I should be considered a superhero. No, seriously. I am not even being arrogant when I say that.
At nearly 19 years old I realized I give a lot of myself for the benefit of those who need things more than I do. This all started March 2009, during my senior year of high school.
As most other high schools, my school’s Associated Student Body would hold about three blood drives for LifeStream each school year. Being terrified of needles at the time, I passed up the opportunity and usually pretended to not know the drives were happening.
But something pushed me, probably my “gung-ho” friend Stephanie, to just do it this one time.
After being asked questions about my health history and sexual life, which we all know is nonexistent, I was led over to a bed to lie on.
With my heart racing and my breathing heavy, the phlebotomist cleaned my arm with iodine and plunged the needle into my vein.
After my veins had released a pint of blood, the only thing that was painful in the entire process was when they pricked my finger to test my iron levels.
About a month later, I received my LifeStream identification card telling me I was an O-positive blood type.
Remembering biology classes, I realized my blood was universal and therefore could be given to anyone in need of blood. Because of this, 56 days after my initial donation, LifeStream called me to make a donation appointment.
Ever since then, I have faithfully given a pint of my blood every 56 days. At my next donation a month from now, I will hit the one-gallon mark.
After conquering my fear of needles, I started thinking about what else I had extra of to give to others. I am a healthy, young person so my body is ideal for donations to sick patients. I went online and began researching.
Since I got my license at 16, the organ donor sticker was not an option, so immediately I went to donatelifecalifornia.org and registered for my vital, working organs to be donated upon my death.
My godfather was recently diagnosed with cancer so I began researching ways I could help cancer patients.
While online, I came across the National Marrow Donor Program, an organization that saves patients’ lives by acquiring donations of bone marrow nationwide.
Since I am young and healthy, the procedure is simple and requires little energy. The patient receiving my marrow, if it is found I am a match, has a better chance of survival.
So, I registered and they sent me a do-it-yourself kit where I swabbed the inside of my cheeks and sent my cells in to be put in the bank.
For the past three years, I have had long hair. Most people who consider donating their hair tend to lean towards Wigs for Kids and Locks of Love. However neither foundation guarantees your hair will be used and the minimum length requirement is nearly a foot.

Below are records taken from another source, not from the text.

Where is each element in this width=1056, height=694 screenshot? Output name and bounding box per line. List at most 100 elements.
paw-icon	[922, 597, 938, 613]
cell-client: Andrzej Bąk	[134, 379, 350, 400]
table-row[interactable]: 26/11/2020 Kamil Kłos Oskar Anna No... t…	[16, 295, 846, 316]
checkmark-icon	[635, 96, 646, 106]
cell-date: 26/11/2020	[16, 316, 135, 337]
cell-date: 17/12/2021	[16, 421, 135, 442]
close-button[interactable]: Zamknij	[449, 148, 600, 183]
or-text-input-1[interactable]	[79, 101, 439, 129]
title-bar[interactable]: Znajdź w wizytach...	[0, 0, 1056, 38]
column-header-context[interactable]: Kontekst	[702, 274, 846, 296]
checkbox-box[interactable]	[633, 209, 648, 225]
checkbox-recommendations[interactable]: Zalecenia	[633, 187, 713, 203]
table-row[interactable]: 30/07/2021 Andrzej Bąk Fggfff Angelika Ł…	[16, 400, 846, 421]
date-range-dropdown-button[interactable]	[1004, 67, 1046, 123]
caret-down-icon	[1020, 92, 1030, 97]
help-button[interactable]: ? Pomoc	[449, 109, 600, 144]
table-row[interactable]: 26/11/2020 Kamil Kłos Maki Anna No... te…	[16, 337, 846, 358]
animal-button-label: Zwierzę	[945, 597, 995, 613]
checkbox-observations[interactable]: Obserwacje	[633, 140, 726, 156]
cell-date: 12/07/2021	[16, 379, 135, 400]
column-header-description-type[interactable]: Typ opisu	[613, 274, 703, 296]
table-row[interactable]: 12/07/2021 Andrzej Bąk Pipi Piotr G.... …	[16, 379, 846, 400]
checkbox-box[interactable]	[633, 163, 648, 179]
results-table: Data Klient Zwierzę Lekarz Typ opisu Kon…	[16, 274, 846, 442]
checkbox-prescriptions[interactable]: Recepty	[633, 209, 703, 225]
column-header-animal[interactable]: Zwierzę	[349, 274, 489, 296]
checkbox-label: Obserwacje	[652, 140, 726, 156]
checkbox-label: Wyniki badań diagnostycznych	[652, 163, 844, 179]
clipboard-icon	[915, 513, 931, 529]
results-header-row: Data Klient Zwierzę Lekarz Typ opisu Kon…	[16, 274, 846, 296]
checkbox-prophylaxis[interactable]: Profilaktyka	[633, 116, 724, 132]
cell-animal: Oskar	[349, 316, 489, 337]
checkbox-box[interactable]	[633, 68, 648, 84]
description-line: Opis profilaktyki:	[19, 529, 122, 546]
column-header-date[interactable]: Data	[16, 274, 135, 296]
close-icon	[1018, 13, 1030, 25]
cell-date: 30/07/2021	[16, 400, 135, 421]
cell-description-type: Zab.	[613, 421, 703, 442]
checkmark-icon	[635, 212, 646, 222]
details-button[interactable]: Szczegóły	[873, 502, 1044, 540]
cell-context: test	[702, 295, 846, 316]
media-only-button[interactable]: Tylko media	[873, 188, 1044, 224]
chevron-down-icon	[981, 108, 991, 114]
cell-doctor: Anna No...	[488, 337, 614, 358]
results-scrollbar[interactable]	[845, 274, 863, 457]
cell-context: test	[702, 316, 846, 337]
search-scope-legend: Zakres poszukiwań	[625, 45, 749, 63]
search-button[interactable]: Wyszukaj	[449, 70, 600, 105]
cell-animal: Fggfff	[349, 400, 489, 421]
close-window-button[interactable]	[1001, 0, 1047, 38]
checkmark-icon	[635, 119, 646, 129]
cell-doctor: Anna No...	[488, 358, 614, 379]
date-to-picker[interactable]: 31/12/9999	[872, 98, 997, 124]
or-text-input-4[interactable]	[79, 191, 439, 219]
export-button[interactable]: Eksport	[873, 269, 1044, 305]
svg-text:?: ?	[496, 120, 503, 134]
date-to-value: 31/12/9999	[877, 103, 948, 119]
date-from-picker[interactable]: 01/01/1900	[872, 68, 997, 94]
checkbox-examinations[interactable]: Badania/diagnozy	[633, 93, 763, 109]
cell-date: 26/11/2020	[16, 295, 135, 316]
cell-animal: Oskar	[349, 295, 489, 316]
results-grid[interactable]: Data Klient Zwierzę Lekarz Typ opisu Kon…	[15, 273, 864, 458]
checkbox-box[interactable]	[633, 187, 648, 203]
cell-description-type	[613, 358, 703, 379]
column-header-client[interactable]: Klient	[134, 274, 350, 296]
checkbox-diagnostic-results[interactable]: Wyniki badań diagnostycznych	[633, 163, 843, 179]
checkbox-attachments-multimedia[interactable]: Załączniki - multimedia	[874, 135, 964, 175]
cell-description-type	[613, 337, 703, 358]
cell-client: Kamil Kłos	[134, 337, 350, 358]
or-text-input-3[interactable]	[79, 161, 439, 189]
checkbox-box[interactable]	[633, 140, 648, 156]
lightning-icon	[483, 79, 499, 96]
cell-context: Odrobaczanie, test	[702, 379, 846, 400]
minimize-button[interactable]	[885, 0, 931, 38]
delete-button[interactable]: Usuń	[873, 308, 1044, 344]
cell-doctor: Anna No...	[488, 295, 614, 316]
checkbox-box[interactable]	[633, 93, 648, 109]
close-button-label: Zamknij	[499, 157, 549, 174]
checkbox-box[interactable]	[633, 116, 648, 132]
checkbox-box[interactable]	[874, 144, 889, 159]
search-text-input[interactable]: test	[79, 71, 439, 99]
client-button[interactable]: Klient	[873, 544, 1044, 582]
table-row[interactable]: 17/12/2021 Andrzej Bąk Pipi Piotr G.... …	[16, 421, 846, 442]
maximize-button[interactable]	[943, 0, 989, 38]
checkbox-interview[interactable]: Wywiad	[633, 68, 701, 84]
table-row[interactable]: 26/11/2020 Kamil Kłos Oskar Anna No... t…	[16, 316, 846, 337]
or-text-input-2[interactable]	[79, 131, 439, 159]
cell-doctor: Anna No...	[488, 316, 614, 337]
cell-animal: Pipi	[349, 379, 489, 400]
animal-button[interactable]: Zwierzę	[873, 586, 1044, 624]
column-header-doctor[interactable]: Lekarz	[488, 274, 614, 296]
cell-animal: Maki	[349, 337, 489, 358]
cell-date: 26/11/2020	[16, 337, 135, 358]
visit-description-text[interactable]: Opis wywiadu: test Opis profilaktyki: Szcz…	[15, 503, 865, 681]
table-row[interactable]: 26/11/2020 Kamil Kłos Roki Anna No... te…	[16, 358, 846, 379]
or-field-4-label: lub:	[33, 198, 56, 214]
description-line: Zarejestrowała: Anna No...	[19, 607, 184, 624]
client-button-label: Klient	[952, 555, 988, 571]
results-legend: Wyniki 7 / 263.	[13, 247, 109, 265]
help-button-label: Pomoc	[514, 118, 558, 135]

In the recent heat, I could not stand waiting for my hair to grow longer, so I looked for other options. I discovered Pantene Beautiful Lengths, a group that takes donations of hair from eight inches and up and creates a free wig for a woman with cancer.
On Oct. 1, I went to my hair stylist, she tied my hair into a ponytail and chopped nine inches off. Although I was nervous, I do not mind my hair and my nine inches went to a woman who cannot grow it naturally like I can.
Donating blood, marrow or hair does not change me; if anything it makes me look different temporarily. But it makes you feel like you did something special for a stranger and I do not know about you, but that feels amazing. One small act can literally change another person’s life.
See that mugshot next to my name? It does not match my hairstyle anymore. But that person in the photo? She is still here, through and through.